According to Abhilash Pillai, partner, real estate practice, Cyril Amarchand Mangaldas, there could be three reasons for states adopting the model law: 

(a) Since tenancy agreements will be submitted to the rent authority, all such documents will get adequately stamped, bringing more revenue to the state exchequer.
(b) Increase of residential leasing will indirectly help achieve the ultimate aim of “Housing For All”.
(c) A balanced and fair tenancy law will formalise and stabilise the leasing market. 

Experts point out that under initial tenancy laws, the need was to protect the tenant. In all the major metro cities, there were large landowners and was also a lot of migration. The idea initially was to have a more secure tenancy in terms of tenure, experts said.

“Now the attempt is to take a relatively balanced view by taking the problems of landlords into consideration,” said Avnish Sharma, partner at Khaitan & Co.

The draft model law also proposes having an officer of the rank of deputy collector as rent authority to adjudicate the issue arising out of a rental disagreement between the lessor and the lessee in each district of the state.

“This is a deep-rooted reform. If implemented by all the states, it will give a precise data point on the market rent. That, in turn, will help to release the stock which is currently being held back by landlords,” said Sharma.

Pillai said there is a high possibility that the rent authority will rely on the opinion of the local revenue officials for deciding the fair rent. However, this may not be a practical approach. “Revenue officials may not be privy to the prevalent market rates,” he said. 
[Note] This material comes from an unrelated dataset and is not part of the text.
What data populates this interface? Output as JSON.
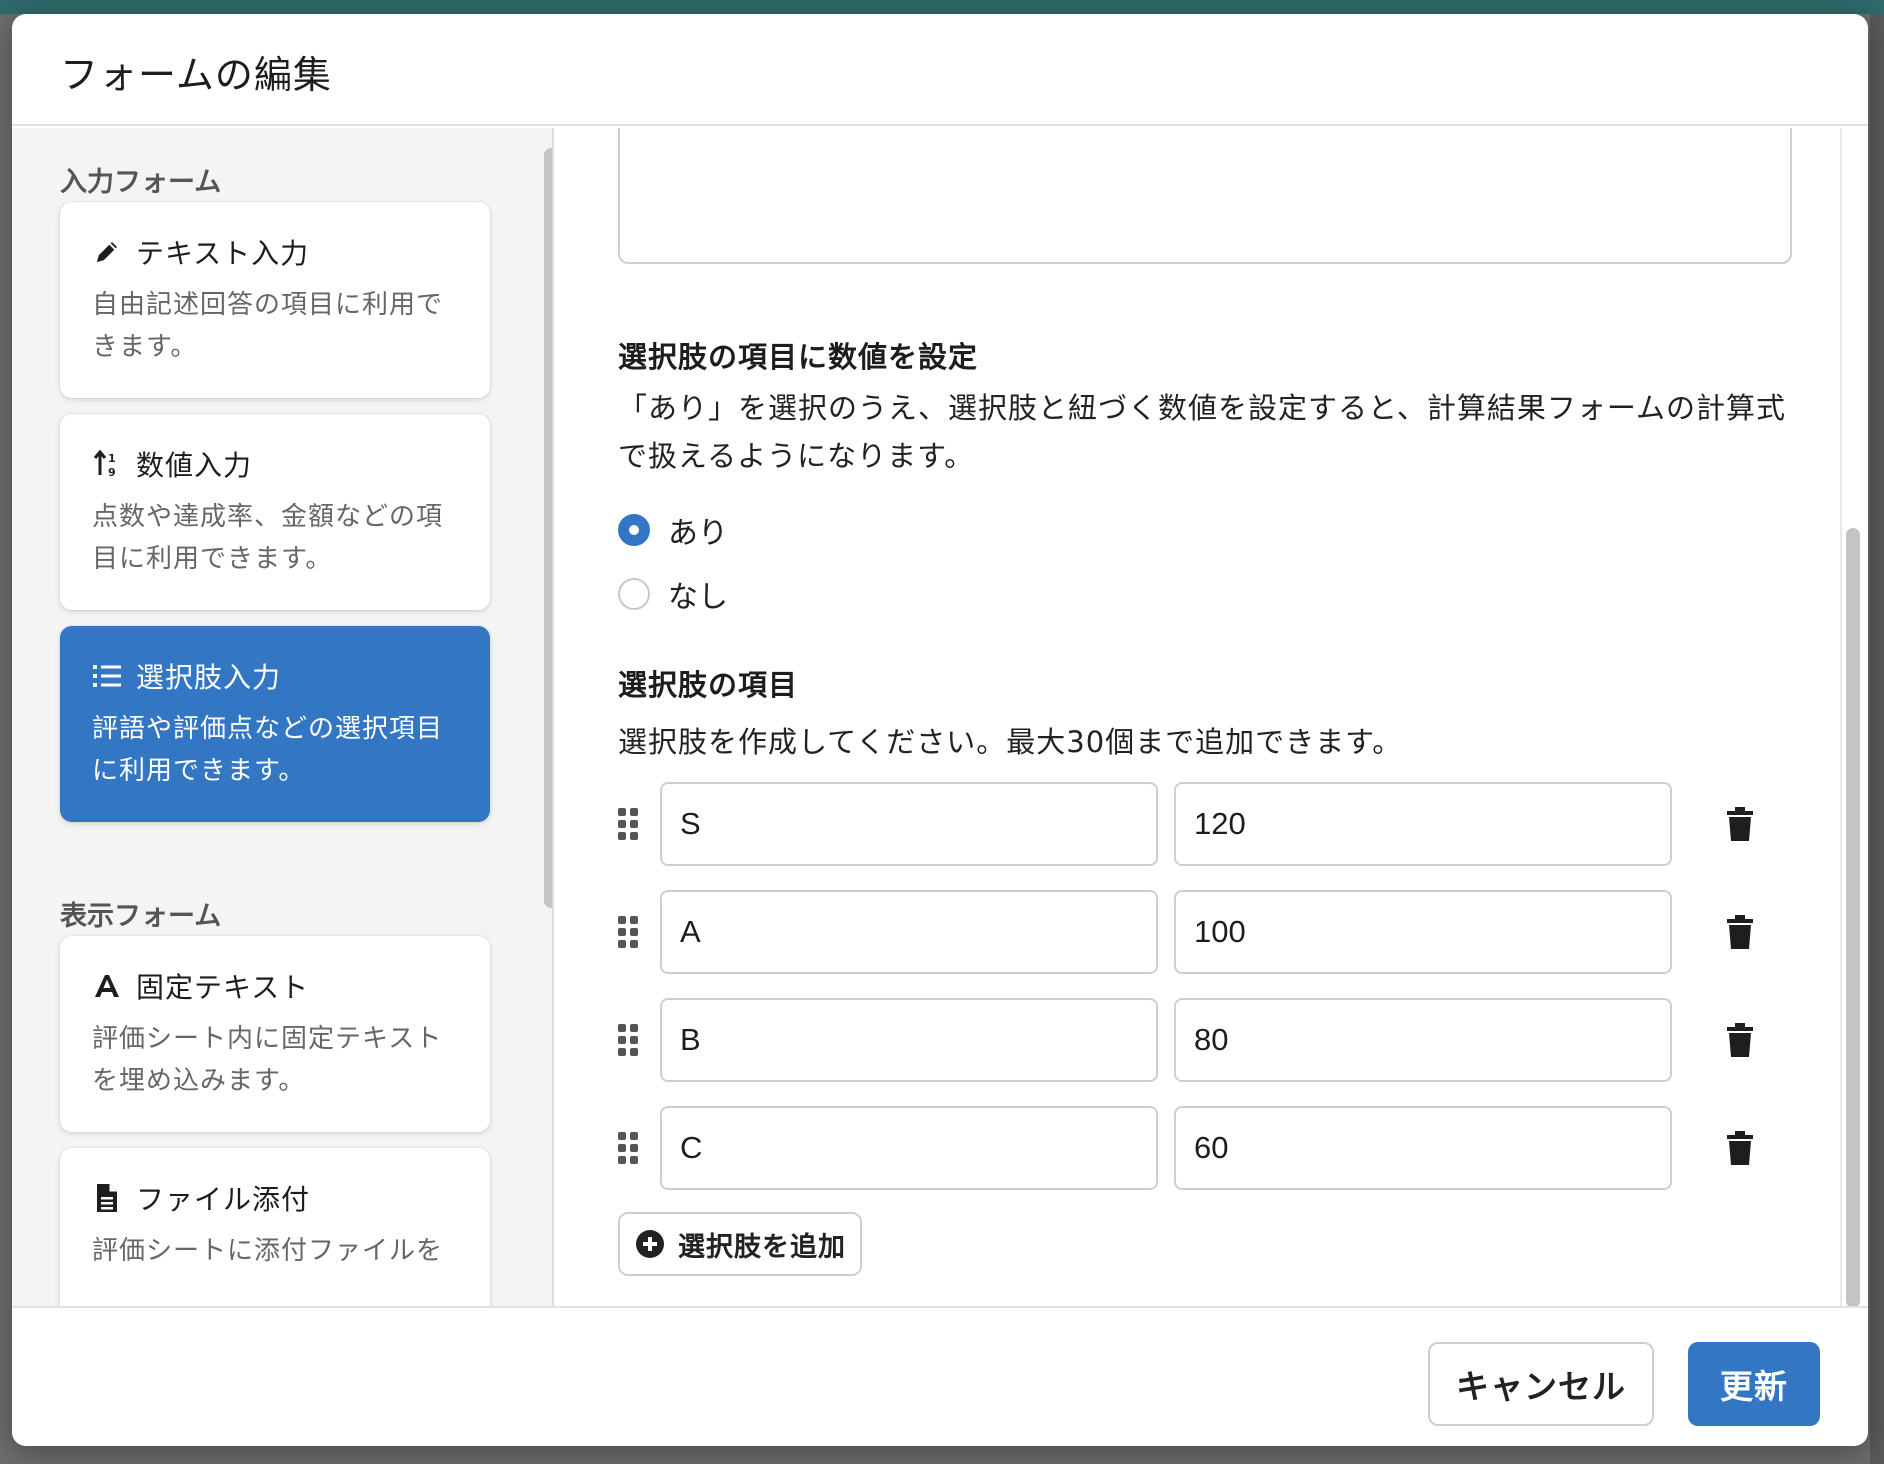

He suggested the issue can be addressed if states come up with a rent index on the lines of the RERAs in Dubai and Singapore. This move would help reduce “chances of any challenge” to the rent authority’s decisions, he said.

The establishment of rent authority in every district could, however, have problems of its own, the experts said. Though limited right has been given to the rent authority, it may create complications around the interpretation of the model laws, they said.

The experts are unsure if states would agree to some of the contentious issues such as the cap of two months on security deposit asked by the landlord. For instance, the new tenancy Act in Tamil Nadu has done away with the cap of one month of rent deposit. Under the new Act, the lessor and lessee are free to agree upon the amount of security deposit.

“There is a need for further improvements in the model Act at the central level or when rules are formulated at the state level,” said Sachit Mathur, partner at law firm L&L Partners.